Variados são os recursos que o homem possui para progredir
no conhecimento da verdade, tornando assim cada vez mais
humana a sua existência. De entre eles sobressai a filosofia,
cujo contributo específico é colocar a questão do sentido da
vida e esboçar a resposta: constitui, pois, uma das tarefas
mais nobres da humanidade. O termo filosofia significa,
segundo a etimologia grega, « amor à sabedoria ».

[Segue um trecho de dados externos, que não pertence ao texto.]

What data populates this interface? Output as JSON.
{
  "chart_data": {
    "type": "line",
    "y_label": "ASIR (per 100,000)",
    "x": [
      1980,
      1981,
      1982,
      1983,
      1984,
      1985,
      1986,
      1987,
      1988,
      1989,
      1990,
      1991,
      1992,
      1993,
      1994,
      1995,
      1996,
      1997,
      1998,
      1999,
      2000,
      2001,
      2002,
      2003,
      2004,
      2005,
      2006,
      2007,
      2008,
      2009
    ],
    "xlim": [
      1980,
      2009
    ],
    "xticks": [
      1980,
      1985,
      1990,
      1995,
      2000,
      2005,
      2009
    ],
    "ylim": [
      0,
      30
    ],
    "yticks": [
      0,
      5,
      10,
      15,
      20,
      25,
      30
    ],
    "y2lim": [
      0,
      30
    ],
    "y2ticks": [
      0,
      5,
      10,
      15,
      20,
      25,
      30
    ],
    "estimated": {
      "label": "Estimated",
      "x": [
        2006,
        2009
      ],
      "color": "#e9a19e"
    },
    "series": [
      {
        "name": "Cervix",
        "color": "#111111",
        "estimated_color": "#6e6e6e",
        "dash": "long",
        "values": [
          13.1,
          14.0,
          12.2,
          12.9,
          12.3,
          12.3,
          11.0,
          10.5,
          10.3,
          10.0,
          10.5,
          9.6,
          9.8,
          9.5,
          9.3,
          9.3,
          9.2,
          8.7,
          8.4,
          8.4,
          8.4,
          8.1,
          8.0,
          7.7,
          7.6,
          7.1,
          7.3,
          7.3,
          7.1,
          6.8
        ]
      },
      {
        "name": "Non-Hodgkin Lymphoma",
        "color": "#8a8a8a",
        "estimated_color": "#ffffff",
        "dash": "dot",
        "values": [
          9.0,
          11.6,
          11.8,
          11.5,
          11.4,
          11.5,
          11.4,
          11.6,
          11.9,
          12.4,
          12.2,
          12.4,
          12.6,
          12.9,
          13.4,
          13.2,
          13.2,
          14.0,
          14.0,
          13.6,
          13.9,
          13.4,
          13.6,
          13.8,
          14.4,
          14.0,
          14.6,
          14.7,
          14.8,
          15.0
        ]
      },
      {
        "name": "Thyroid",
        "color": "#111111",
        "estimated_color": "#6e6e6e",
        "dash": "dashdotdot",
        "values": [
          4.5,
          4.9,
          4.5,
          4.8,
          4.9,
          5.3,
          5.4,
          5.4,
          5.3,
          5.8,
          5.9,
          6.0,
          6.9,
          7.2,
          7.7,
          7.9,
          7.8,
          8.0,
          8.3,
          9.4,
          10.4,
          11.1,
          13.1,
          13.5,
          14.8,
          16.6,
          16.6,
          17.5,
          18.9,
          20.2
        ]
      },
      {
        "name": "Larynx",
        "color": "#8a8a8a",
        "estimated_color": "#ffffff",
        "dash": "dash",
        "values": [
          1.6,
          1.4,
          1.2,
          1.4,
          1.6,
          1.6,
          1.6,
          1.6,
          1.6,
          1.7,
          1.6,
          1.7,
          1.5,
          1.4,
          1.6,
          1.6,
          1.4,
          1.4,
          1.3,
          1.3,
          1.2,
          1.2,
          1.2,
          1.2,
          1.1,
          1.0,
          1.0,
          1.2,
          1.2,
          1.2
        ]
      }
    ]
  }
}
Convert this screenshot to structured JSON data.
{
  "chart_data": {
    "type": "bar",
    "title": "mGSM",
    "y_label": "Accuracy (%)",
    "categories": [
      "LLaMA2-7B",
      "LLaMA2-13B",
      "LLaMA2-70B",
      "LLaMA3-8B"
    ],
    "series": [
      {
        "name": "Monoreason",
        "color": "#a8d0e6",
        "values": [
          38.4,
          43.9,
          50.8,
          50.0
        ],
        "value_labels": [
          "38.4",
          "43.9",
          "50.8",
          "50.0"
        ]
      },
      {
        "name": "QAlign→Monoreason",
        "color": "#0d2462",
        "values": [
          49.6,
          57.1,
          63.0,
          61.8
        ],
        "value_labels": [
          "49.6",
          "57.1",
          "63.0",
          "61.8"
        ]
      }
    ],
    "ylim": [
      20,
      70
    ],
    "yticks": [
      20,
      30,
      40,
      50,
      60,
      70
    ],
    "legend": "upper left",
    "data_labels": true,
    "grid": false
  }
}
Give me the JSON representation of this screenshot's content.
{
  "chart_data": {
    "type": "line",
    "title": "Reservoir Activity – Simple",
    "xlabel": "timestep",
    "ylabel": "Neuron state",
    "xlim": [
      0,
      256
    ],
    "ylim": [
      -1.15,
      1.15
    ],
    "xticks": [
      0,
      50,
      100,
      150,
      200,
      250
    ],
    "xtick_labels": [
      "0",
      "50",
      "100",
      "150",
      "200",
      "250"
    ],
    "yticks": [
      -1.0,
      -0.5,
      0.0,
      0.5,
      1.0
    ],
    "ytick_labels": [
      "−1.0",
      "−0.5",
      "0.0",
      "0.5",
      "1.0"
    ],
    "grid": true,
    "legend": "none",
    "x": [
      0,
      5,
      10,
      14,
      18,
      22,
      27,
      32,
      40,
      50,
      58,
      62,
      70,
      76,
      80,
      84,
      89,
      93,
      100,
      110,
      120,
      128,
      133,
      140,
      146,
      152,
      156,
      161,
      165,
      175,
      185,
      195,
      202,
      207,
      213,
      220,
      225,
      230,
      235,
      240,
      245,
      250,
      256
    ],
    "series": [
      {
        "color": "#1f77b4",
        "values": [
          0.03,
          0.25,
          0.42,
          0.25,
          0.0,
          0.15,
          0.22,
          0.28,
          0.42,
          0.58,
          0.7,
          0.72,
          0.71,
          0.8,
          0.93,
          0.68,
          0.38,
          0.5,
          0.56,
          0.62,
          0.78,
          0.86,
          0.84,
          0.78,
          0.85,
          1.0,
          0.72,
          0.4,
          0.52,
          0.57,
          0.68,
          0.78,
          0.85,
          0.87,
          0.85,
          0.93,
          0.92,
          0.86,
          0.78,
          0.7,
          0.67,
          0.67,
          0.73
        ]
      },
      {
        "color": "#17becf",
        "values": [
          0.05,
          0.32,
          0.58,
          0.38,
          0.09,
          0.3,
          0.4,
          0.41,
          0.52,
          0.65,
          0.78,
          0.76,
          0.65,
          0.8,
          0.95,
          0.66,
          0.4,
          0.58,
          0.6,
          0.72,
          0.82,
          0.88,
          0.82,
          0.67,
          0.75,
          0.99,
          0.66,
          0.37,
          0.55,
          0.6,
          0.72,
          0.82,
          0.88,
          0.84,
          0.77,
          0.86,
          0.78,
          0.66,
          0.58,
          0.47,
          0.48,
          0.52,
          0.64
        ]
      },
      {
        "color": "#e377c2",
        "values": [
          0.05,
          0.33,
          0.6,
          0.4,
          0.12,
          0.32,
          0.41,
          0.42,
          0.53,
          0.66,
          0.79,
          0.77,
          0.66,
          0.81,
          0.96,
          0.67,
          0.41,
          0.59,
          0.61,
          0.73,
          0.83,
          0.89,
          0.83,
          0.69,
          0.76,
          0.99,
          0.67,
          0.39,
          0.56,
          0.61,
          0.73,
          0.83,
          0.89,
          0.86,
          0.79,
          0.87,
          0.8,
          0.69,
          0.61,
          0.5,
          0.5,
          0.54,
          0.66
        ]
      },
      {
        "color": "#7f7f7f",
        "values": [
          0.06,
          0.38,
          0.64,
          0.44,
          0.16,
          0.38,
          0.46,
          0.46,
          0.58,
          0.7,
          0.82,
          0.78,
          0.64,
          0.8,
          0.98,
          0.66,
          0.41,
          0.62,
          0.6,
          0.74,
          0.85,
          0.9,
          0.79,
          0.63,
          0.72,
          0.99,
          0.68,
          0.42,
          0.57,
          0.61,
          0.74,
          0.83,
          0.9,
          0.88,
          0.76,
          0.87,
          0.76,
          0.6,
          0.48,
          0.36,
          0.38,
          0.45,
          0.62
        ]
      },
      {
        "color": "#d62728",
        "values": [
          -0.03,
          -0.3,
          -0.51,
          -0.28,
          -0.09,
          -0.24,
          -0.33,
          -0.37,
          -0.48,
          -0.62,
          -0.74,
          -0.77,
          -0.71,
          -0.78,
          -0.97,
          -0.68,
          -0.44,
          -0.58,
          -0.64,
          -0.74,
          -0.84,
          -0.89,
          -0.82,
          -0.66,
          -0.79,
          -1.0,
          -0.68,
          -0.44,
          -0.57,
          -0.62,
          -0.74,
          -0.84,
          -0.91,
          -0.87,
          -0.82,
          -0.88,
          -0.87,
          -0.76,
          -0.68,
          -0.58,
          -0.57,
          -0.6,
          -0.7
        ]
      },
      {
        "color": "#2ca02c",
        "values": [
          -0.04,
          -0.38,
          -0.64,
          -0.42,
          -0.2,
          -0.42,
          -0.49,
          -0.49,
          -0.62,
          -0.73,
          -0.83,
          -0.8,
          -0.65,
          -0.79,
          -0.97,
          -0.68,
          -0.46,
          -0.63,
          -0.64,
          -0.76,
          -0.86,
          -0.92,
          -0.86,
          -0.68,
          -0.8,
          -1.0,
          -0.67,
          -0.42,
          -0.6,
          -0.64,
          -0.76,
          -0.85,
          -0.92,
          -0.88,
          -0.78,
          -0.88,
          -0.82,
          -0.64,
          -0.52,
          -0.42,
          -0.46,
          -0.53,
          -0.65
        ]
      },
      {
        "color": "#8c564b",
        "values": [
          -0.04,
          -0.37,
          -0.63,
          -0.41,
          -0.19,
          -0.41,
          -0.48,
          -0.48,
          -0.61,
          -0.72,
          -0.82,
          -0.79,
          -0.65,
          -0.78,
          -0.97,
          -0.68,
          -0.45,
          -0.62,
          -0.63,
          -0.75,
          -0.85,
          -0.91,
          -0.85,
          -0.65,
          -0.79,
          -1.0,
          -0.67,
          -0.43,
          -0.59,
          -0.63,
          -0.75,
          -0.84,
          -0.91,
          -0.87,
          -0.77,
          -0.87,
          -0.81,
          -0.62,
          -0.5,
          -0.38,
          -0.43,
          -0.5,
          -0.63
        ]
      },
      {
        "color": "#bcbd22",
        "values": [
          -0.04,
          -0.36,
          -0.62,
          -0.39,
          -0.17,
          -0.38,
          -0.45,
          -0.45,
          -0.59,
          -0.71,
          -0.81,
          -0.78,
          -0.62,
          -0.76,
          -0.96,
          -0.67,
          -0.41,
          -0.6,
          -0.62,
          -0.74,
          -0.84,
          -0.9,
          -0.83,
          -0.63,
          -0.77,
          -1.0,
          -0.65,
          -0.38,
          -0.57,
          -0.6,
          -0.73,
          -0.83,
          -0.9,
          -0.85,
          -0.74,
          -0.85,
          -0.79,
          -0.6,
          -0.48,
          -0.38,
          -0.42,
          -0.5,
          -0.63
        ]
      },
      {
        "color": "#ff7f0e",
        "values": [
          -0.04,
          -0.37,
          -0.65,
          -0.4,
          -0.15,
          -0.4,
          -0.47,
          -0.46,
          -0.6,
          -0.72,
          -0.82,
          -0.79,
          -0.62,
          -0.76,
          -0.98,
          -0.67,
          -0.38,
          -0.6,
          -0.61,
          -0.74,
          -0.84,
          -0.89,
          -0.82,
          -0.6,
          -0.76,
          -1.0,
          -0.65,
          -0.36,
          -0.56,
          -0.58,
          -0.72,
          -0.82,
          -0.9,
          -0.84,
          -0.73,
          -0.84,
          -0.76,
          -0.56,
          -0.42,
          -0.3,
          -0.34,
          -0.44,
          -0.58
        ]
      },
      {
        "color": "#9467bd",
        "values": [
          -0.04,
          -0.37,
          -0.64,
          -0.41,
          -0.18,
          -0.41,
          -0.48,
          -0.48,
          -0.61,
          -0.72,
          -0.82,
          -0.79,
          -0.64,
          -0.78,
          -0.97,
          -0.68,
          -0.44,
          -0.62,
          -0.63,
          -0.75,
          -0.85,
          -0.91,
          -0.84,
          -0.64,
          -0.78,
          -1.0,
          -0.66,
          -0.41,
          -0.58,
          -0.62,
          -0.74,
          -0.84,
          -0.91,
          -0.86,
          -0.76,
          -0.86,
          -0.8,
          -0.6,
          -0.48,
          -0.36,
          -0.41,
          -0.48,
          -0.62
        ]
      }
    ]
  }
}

Efectivamente a filosofia nasceu e começou a desenvolver-se
quando o homem principiou a interrogar-se sobre o porquê das
coisas e o seu fim. Ela demonstra, de diferentes modos e
formas, que o desejo da verdade pertence à própria natureza
do homem. Interrogar-se sobre o porquê das coisas é uma
propriedade natural da sua razão, embora as respostas, que
esta aos poucos vai dando, se integrem num horizonte que
evidencia a complementaridade das diferentes culturas onde o
homem vive.
A
grande incidência que a filosofia teve na formação e
desenvolvimento das culturas do Ocidente não deve fazer-nos
esquecer a influência que a mesma exerceu também nos modos
de conceber a existência presentes no Oriente. Na realidade,
cada povo possui a sua própria sabedoria natural, que tende,
como autêntica riqueza das culturas, a exprimir-se e a
maturar em formas propriamente filosóficas. Prova da verdade
de tudo isto é a existência duma forma basilar de
conhecimento filosófico, que perdura até aos nossos dias e
que se pode constatar nos próprios postulados em que as
várias legislações nacionais e internacionais se inspiram
para regular a vida social.
4.
Deve-se assinalar, porém, que, por detrás dum único termo,
se escondem significados diferentes. Por isso, é necessária
uma explicitação preliminar. Impelido pelo desejo de
descobrir a verdade última da existência, o homem procura
adquirir aqueles conhecimentos universais que lhe permitam
uma melhor compreensão de si mesmo e progredir na sua
realização. Os conhecimentos fundamentais nascem da maravilha que
nele suscita a contemplação da criação: o ser humano
enche-se de encanto ao descobrir-se incluído no mundo e
relacionado com outros seres semelhantes, com quem partilha
o destino. Parte daqui o caminho que o levará, depois, à
descoberta de horizontes de conhecimentos sempre novos. Sem
tal assombro, o homem tornar-se-ia repetitivo e, pouco a
pouco, incapaz de uma existência verdadeiramente pessoal.
A
capacidade reflexiva própria do intelecto humano permite
elaborar, através da actividade filosófica, uma forma de
pensamento rigoroso, e assim construir, com coerência lógica
entre as afirmações e coesão orgânica dos conteúdos, um
conhecimento sistemático. Graças a tal processo,
alcançaram-se, em contextos culturais diversos e em
diferentes épocas históricas, resultados que levaram à
elaboração de verdadeiros sistemas de pensamento.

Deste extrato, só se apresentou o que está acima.